From the side of the graveyard Gorey’s Market house , Gorey’s oldest building ,built in 1709, is clearly visible. There was a passageway from here to the church and graveyard which was probably used by the Ram family to attend church and funerals.

The graveyard was officially closed in 1874 but was used occasionally until the new graveyard was opened in Christchurch in 1889.

Bishop Ram was born in Windsor in England in 1564. He came to Ireland as chaplain to the Earl of Essex, who was executed by Queen Elizabeth ,and Ram later served as chaplain to Lord Mountjoy.

The site of the old Ram’s Arms Hotel [1700-1977]near the current garda Barracks is now a car park .If you ever visit Gorey you can clearly see the circular blue historic mark with a brief detail of Rams Hotel.

A very nice Heritage Orchard was developed and planted in 2013 ,at the opposite end of the carpark ,next to the Fire brigade station. Once again there are marker signs and a history of the area and also of the present Heritage Orchard. . They give great detail of the various types of apple trees planted there.

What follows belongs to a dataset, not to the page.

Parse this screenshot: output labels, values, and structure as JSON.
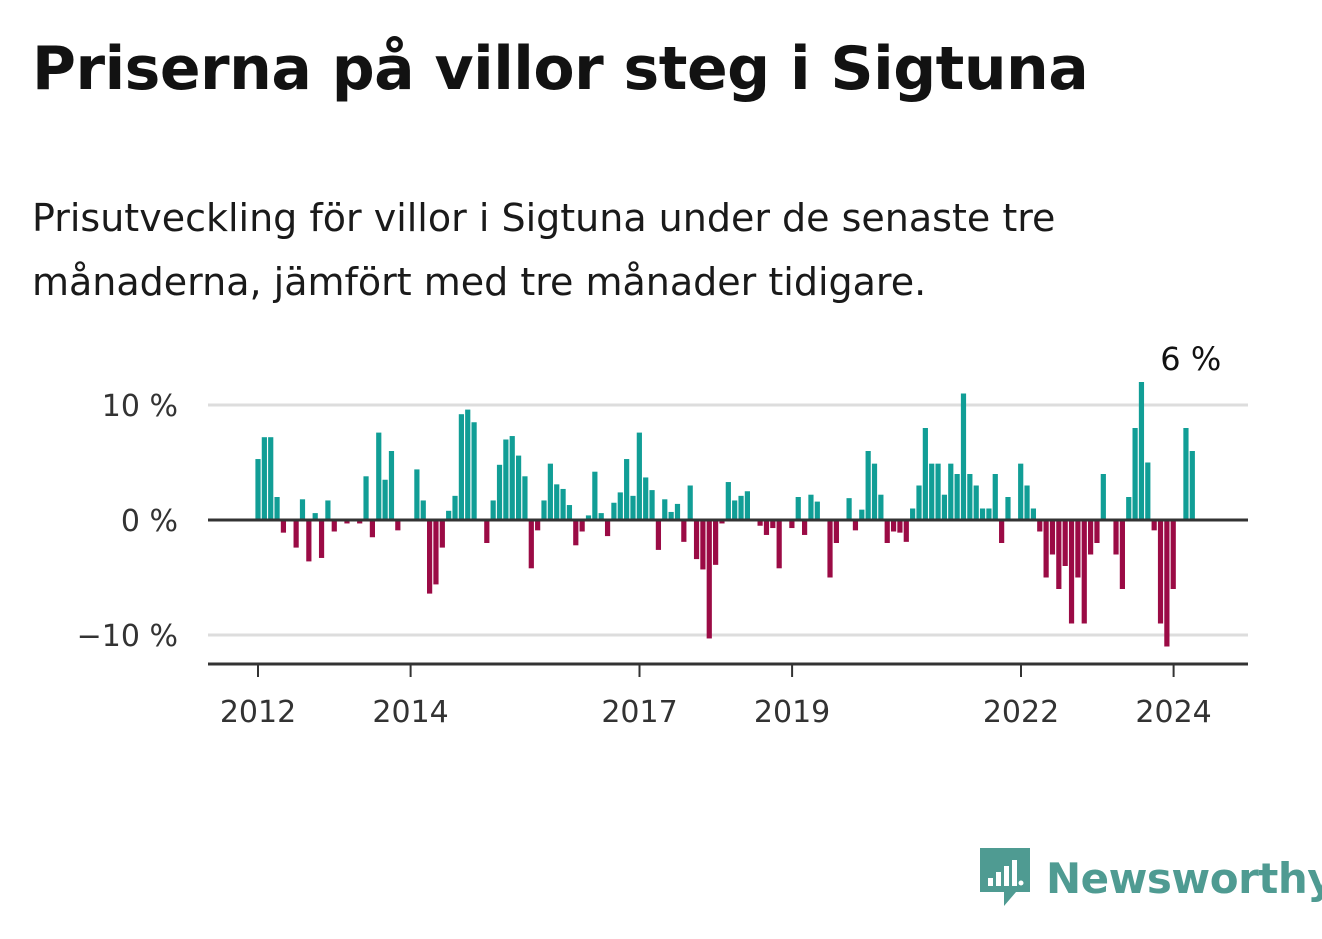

There were always orchards around this area. The Ram’s Palace built around 1641 contained an orchard and the addresses of the houses built on that site are still known as The Orchard.

There is also a housing Estate in Gorey named Ramsfort Park.

There have been a lot of plans and ideas in recent years to turn the rear of the market house into a modern-day music hall. While it would be a great boon to Gorey to have such a facility, we must also be sensitive of our past.

The market house is described by Wexford County Council as follows ”this iconic building is an integral part of the fabric of Main Street, Gorey”. It was built in 1709 . There are a few similar buildings around Ireland, notably in Ballinrobe and Tullamore.

While its main function was as a market house it was also used as a courthouse and prison during the pikemen rebellion of 1798 .

It was later used as a parochial school circa 1837.

In 2019 the project was given a grant of 430000 euros to progress to detailed design stage.

There are still lots of arguments pro and contra to this application . The jury is still out.

If this iconic building were to be converted into a concert venue it would be an imperative to restore the pillars on the Northern side of the graveyard to at least preserve the dignity, character and security of the graveyard. It is a special place in the heart of Gorey.

Full marks must go to the group of volunteers who have worked so hard over recent years to help restore and preserve our Gorey heritage for the future.

I hope their project comes to fruition with the erection of proper signage and explanatory notice boards around this absolutely fascinating part of Gorey’s past.

My thanks to my guide whose name I did not get and to Willie Willoughby for his excellent historical leaflet.